Judge Grants Class-Action Status To MacBook Butterfly-Keyboard Case

Another day and another lawsuit against Apple. Apple might just have more lawsuits than the number of iPhones they have released. So back in 2018, a number of MacBook owners in the states of California, New York, Florida, Illinois, New Jersey, Michigan, or Washington, filed suits against Apple. They claimed that the Company knew that their new butterfly-style switches for the MacBook keyboard were defective.

Recently, in an order made on Friday, a judge has granted class-action status to this suit against Apple over their controversial, butterfly keyboard design, agreeing that owners of any affected model in the seven states qualify for this class. Going into further detail, this means that any customer who purchased a 2015-2017 MacBook, a 2016-2019 MacBook Pro, or a 2018-2019 MacBook Air now qualifies for the class. That must be a lot of customers.

The plaintiffs in the suit allegedly claimed that Apple’s actions and some internal documents from the company are enough evidence to show that Apple knew that their new butterfly design was defective from the start. They argued that the company violated several consumer protection laws of the states when it kept selling these defective products to consumers while knowing that they were defective.

The butterfly design controversy has been going on for some time. Apple designed these switches to be thinner, which allowed each key to travel shorter distances when pressed. This saved space inside the chassis and made typing faster. The user response was mixed, some people loved it while some hated it.
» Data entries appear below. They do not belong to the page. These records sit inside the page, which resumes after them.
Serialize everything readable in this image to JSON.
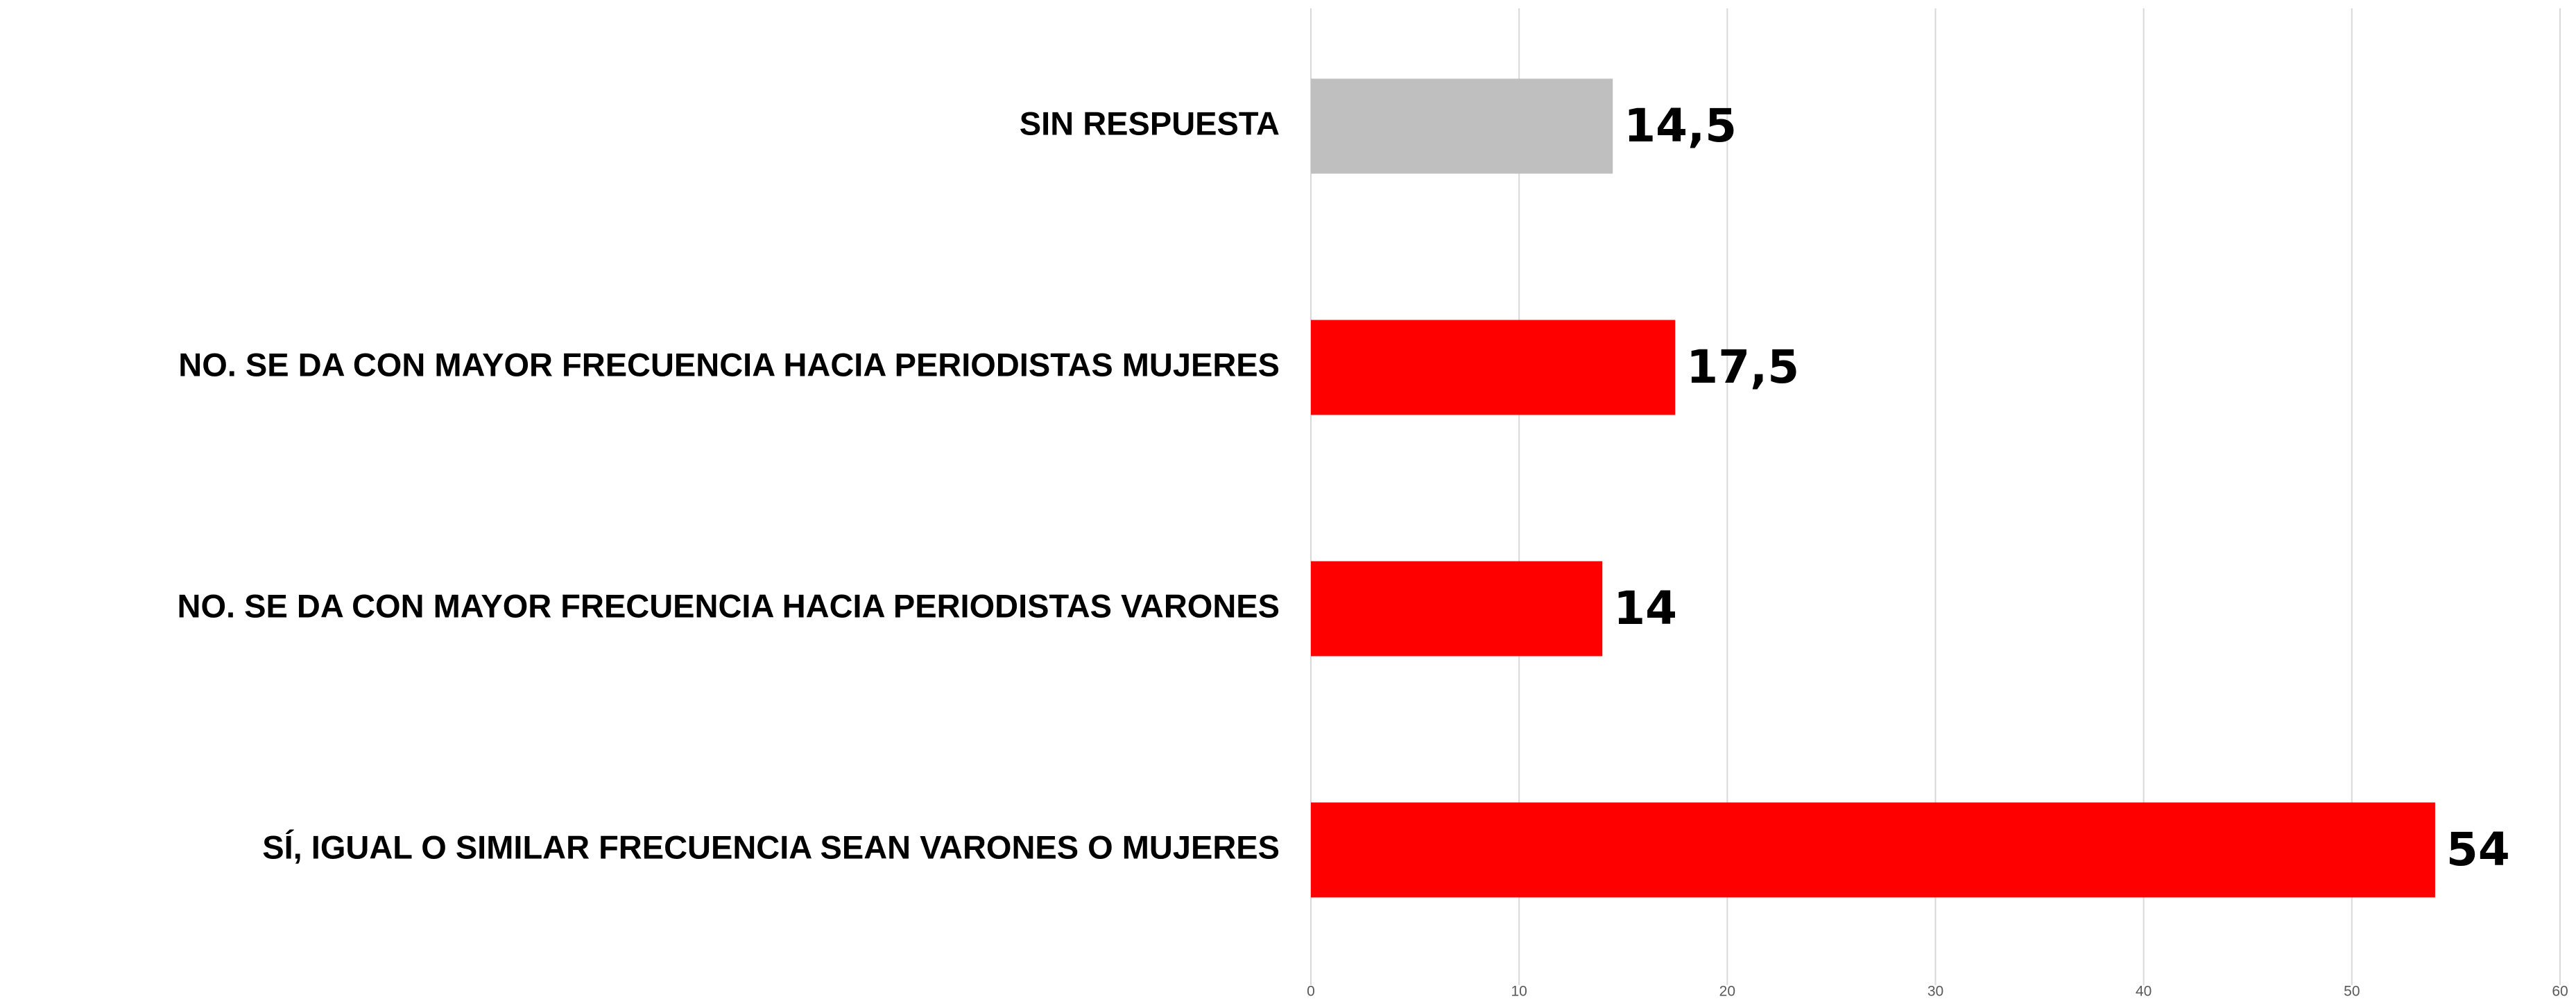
{
  "chart_data": {
    "type": "hbar",
    "categories": [
      "SIN RESPUESTA",
      "NO. SE DA CON MAYOR FRECUENCIA HACIA PERIODISTAS MUJERES",
      "NO. SE DA CON MAYOR FRECUENCIA HACIA PERIODISTAS VARONES",
      "SÍ, IGUAL O SIMILAR FRECUENCIA SEAN VARONES O MUJERES"
    ],
    "values": [
      14.5,
      17.5,
      14,
      54
    ],
    "value_labels": [
      "14,5",
      "17,5",
      "14",
      "54"
    ],
    "colors": [
      "#bfbfbf",
      "#ff0000",
      "#ff0000",
      "#ff0000"
    ],
    "xlim": [
      0,
      60
    ],
    "xticks": [
      0,
      10,
      20,
      30,
      40,
      50,
      60
    ],
    "grid": true
  }
}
The bigger problem was that as they made the keys thinner, this made them susceptible to failure especially when dust particles started to gather under them.

The keys would stop working and even required the whole keyboard to be replaced (another money-making strategy perhaps?). A report in 2018, noted that MacBooks needed keyboard repairs at least 40% more often after the butterfly switches were released. But in June 2018, Apple acknowledged the problem and launched a keyboard service program that allowed affected users to get their keyboards repaired or replaced free of charge. Good guy Apple.

By the way, as of 2020, the butterfly switches are gone from the entire MacBook lineup.